"There are two novels that can change a bookish fourteen-year old's life: The Lord of the Rings and Atlas Shrugged. One is a childish fantasy that often engenders a lifelong obsession with its unbelievable heroes, leading to an emotionally stunted, socially crippled adulthood, unable to deal with the real world. The other, of course, involves orcs." — John Rogers
I'm frequently accused of hyperbole. The charge might merit some consideration in a context other than the struggle against neoliberal corporate education reform. The truth is that these reformers often exceed my imagination for absurdity. Here's an example to file in the truth is stranger than fiction section. Consider the following tweet shilling for Eli Broad's Urban Residency graduate Marshall Tuck (who favorited the tweet, by the way):
I'm not sure if I had seen Davidson's or his organization's names on rightwingwatch.org, or if it was the melodramatic "the nation is watching" that raised a red flag, but I decided to dig a little more. Within seconds on their site, while fighting through the revulsion of seeing arch-reactionary buzzwords like "meritocracy," "entrepreneurship," "competition," and "individual responsibility," I noticed a pull quote on the lower left, just under the menus. A noxious quote from libertarian fantasy writer Ayn Rand.
Gen Next's "Core Issue Education" tab reveals the prototypical neoliberal corporate education reform program, ending with this disgusting jingoistic gem: "it is imperative that we produce students who are prepared to compete in a global economy and ultimately help maintain U.S. dominance in the 21st century." If that's one's starting point for the purpose of education, it's no wonder that they — like Tuck — get every single issue wrong.
I recently wrote about how one of Tuck's fellow Broad Urban Residency alumni, Dan Chang, has recently begun funding Tuck with the SuperPAC he started originally to fund erstwhile Los Angeles Unified School District candidate Alex "ALEC" Johnson.

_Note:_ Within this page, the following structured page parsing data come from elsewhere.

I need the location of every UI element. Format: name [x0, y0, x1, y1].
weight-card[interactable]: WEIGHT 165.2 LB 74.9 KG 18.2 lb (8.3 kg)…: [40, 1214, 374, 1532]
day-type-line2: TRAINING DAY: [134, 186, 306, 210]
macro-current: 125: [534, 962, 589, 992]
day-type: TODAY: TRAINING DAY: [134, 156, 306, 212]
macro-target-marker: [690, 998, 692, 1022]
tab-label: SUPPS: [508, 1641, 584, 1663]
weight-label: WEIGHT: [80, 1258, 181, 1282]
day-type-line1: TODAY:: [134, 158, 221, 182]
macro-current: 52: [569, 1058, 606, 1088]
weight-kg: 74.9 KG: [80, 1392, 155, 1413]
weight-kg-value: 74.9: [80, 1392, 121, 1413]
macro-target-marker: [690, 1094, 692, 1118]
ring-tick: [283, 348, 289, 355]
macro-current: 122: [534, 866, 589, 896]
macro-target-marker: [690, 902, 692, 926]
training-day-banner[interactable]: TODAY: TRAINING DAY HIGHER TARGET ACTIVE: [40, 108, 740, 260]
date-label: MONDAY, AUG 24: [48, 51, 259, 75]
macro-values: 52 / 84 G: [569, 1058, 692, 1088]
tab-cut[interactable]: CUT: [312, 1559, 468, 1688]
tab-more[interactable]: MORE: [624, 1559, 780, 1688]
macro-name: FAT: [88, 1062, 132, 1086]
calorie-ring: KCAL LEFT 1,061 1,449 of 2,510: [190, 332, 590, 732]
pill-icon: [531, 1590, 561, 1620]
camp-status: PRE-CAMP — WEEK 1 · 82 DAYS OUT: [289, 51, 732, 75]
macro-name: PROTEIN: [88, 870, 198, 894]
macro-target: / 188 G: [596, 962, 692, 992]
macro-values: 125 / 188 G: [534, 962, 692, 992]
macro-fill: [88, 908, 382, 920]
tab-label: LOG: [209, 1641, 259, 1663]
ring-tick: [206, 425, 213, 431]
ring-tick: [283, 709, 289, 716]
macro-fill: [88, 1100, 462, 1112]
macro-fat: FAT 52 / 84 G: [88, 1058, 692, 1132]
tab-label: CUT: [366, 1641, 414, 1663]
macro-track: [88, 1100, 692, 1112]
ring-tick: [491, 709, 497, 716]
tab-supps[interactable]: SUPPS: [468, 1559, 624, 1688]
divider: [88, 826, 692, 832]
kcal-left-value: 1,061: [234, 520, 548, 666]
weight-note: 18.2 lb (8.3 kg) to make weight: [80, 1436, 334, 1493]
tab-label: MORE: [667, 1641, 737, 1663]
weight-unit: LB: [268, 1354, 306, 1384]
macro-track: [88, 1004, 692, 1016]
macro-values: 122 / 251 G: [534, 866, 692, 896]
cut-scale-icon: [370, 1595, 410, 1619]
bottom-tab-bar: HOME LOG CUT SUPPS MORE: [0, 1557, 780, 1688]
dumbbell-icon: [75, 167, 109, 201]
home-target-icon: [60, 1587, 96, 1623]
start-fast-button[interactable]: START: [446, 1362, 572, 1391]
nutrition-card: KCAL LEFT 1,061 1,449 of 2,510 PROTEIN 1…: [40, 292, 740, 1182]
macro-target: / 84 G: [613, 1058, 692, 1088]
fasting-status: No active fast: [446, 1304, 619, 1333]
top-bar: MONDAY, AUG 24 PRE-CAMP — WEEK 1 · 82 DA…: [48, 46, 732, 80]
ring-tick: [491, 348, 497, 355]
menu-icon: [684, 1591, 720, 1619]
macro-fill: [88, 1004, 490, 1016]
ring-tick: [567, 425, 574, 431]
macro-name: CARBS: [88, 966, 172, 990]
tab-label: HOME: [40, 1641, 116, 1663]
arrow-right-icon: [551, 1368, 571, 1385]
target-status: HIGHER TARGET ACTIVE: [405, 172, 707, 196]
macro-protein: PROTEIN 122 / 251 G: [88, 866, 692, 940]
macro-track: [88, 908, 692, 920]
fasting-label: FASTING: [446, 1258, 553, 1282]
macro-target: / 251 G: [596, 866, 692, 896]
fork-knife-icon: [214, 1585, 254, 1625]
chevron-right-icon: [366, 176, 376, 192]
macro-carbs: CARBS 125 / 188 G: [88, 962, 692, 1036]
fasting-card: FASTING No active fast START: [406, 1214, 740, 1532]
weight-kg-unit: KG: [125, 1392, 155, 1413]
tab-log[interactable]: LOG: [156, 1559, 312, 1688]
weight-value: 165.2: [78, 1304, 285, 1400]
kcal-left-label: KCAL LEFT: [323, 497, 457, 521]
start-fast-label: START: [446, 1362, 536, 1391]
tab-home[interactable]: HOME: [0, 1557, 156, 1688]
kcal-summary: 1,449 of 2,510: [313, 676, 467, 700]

Chang, who fought vigorously against the changing of Green Dot Charter School Corporation's program of indoctrinating students in "a belief in the values of democracy and capitalism," also suffers from that problem that most right-wingers have — a difficulty understanding that their heroes John Galt and Howard Rourke are fictional characters (and loathsome ones at that).
Many of Tuck's "true believers" are self-absorbed Silicon Valley tech industry types. Ann Friedman profiles their type, and also makes the Ayn Rand connection:
"The tech world presents an interesting case study. While some big employers and conferences could institute bro-deterring policies, it’s more like a culture than a corporation. It’s got a widely acknowledged race and gender problem: The Titstare dust-up is just the latest example in a series of sexist incidents. And, like so many college dudes who totally dug The Fountainhead, tech leaders tend to share a belief our culture is a meritocracy and that caring about diversity is antithetical to producing good work — which means that the industry’s bro problem is self-perpetuating. “The Valley,” said Gawker editor John Cook in a recent Times piece about the blog Valleywag, “is a target-rich environment for someone who is looking to expose profligacy, ego and self-regard.” All hallmarks of bro culture."
Amusingly, Davidson's attributing "real leadership on education in CA" to Tuck is actually more chimerical than the fanciful heroes of Rand's trashy novels. At the end of the day Rand, despite all her railing against collectivism, took both Medicare and Social Security payments, since she couldn't live on her right-wing fantasies. Tuck, Chang, and Davidson would do well to learn from their idol's humbling lesson.
The late Gore Vidal once wrote "Ayn Rand's "philosophy" is nearly perfect in its immorality…" We might say that neoliberal corporate education reform is just as perfect in its immorality as well.